Berliner Zeitung, 13.12.1999

"Wir werden das schnell schaffen"

Ruth Berschens

HELSINKI, 12. Dezember. Darauf hat die Türkei zwölf Jahre lang gewartet. Schon 1987 hatte die Regierung in Ankara einen Beitrittsantrag an die Europäische Gemeinschaft gestellt. Erst am vergangenen Wochenende wurde die Bitte erhört. In Helsinki kürten die EU-Staats- und Regierungschefs die Türkei zum Beitrittskandidaten. Damit hat die europäische Staatengemeinschaft erstmals die Tür für ein islamisches Land geöffnet, dessen Territorium größtenteils gar nicht zum europäischen, sondern zum asiatischen Kontinent gehört.

Bis zum Schluss gerungen

Um den historischen Gipfelbeschluss war bis zuletzt gerungen worden. Viel Mühe kostete es, Griechenland davon zu überzeugen, das Beitrittsgesuch des ungeliebten Nachbarn zu akzeptieren. Grenzstreitigkeiten in der Ägäis und die Auseinandersetzung um die Mittelmeerinsel Zypern entzweien Griechen und Türken bis heute. Den EU-Regierungschefs gelang es schließlich, griechische Bedenken mit ausgefeilten Formulierungen in ihrer Erklärung auszuräumen.
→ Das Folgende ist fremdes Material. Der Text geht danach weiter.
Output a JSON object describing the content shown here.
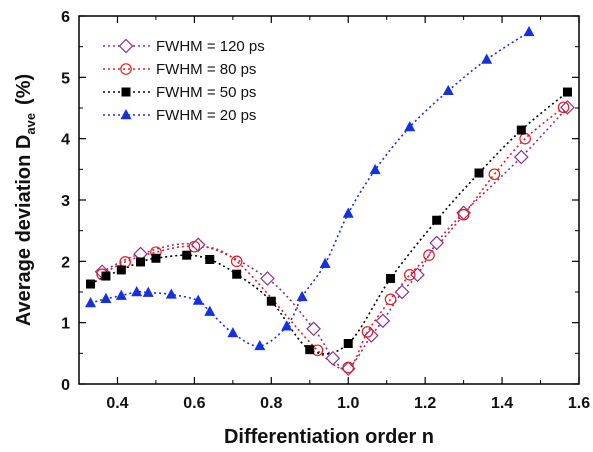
{
  "chart_data": {
    "type": "line",
    "xlabel": "Differentiation order n",
    "ylabel": {
      "main": "Average deviation D",
      "subscript": "ave",
      "suffix": "(%)"
    },
    "xlim": [
      0.3,
      1.6
    ],
    "ylim": [
      0,
      6
    ],
    "xticks": [
      "0.4",
      "0.6",
      "0.8",
      "1.0",
      "1.2",
      "1.4",
      "1.6"
    ],
    "yticks": [
      "0",
      "1",
      "2",
      "3",
      "4",
      "5",
      "6"
    ],
    "xtick_values": [
      0.4,
      0.6,
      0.8,
      1.0,
      1.2,
      1.4,
      1.6
    ],
    "ytick_values": [
      0,
      1,
      2,
      3,
      4,
      5,
      6
    ],
    "grid": false,
    "legend_position": "top-left",
    "series": [
      {
        "name": "FWHM = 120 ps",
        "color": "#8b2f8f",
        "marker": "diamond-open",
        "points": [
          [
            0.36,
            1.83
          ],
          [
            0.46,
            2.12
          ],
          [
            0.61,
            2.27
          ],
          [
            0.79,
            1.72
          ],
          [
            0.91,
            0.9
          ],
          [
            0.96,
            0.42
          ],
          [
            1.0,
            0.25
          ],
          [
            1.06,
            0.79
          ],
          [
            1.09,
            1.03
          ],
          [
            1.14,
            1.5
          ],
          [
            1.18,
            1.78
          ],
          [
            1.23,
            2.3
          ],
          [
            1.3,
            2.79
          ],
          [
            1.45,
            3.7
          ],
          [
            1.57,
            4.51
          ]
        ]
      },
      {
        "name": "FWHM = 80 ps",
        "color": "#e02020",
        "marker": "circle-open",
        "points": [
          [
            0.36,
            1.79
          ],
          [
            0.42,
            1.99
          ],
          [
            0.5,
            2.15
          ],
          [
            0.6,
            2.24
          ],
          [
            0.71,
            2.0
          ],
          [
            0.92,
            0.55
          ],
          [
            1.0,
            0.27
          ],
          [
            1.05,
            0.85
          ],
          [
            1.11,
            1.38
          ],
          [
            1.16,
            1.78
          ],
          [
            1.21,
            2.1
          ],
          [
            1.3,
            2.76
          ],
          [
            1.38,
            3.42
          ],
          [
            1.46,
            4.0
          ],
          [
            1.56,
            4.51
          ]
        ]
      },
      {
        "name": "FWHM = 50 ps",
        "color": "#000000",
        "marker": "square-filled",
        "points": [
          [
            0.33,
            1.63
          ],
          [
            0.37,
            1.76
          ],
          [
            0.41,
            1.86
          ],
          [
            0.46,
            1.99
          ],
          [
            0.5,
            2.05
          ],
          [
            0.58,
            2.1
          ],
          [
            0.64,
            2.03
          ],
          [
            0.71,
            1.79
          ],
          [
            0.8,
            1.35
          ],
          [
            0.9,
            0.56
          ],
          [
            1.0,
            0.66
          ],
          [
            1.11,
            1.72
          ],
          [
            1.23,
            2.67
          ],
          [
            1.34,
            3.44
          ],
          [
            1.45,
            4.14
          ],
          [
            1.57,
            4.76
          ]
        ]
      },
      {
        "name": "FWHM = 20 ps",
        "color": "#1530e0",
        "marker": "triangle-filled",
        "points": [
          [
            0.33,
            1.32
          ],
          [
            0.37,
            1.39
          ],
          [
            0.41,
            1.44
          ],
          [
            0.45,
            1.5
          ],
          [
            0.48,
            1.49
          ],
          [
            0.54,
            1.46
          ],
          [
            0.61,
            1.36
          ],
          [
            0.64,
            1.18
          ],
          [
            0.7,
            0.83
          ],
          [
            0.77,
            0.62
          ],
          [
            0.84,
            0.94
          ],
          [
            0.88,
            1.42
          ],
          [
            0.94,
            1.96
          ],
          [
            1.0,
            2.78
          ],
          [
            1.07,
            3.49
          ],
          [
            1.16,
            4.19
          ],
          [
            1.26,
            4.78
          ],
          [
            1.36,
            5.29
          ],
          [
            1.47,
            5.74
          ]
        ]
      }
    ]
  }
}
Dagegen wiederum rebellierten die Türken. Unter solchen Bedingungen, teilte Ankaras Außenminister Ismail Cem seinem deutschen Amtskollegen Joschka Fischer am Freitagabend telefonisch mit, müsse sein Land womöglich auf die Aufnahme in die Runde der EU-Anwärter verzichten. Hektisch versuchte dann die EU, das drohende diplomatische Fiasko abzuwenden. Bundeskanzler Gerhard Schröder telefonierte mit dem türkischen Premierminister Bülent Ecevit. Frankreichs Staatspräsident Jacques Chirac rief seinen türkischen Amtskollegen Suleiman Demirel an. Schließlich mussten der EU-Vertreter für Außenpolitik, Javier Solana und der für die Osterweiterung zuständige EU-Kommissar Günter Verheugen in höchster Eile nach Ankara reisen, um die Türken zu beruhigen.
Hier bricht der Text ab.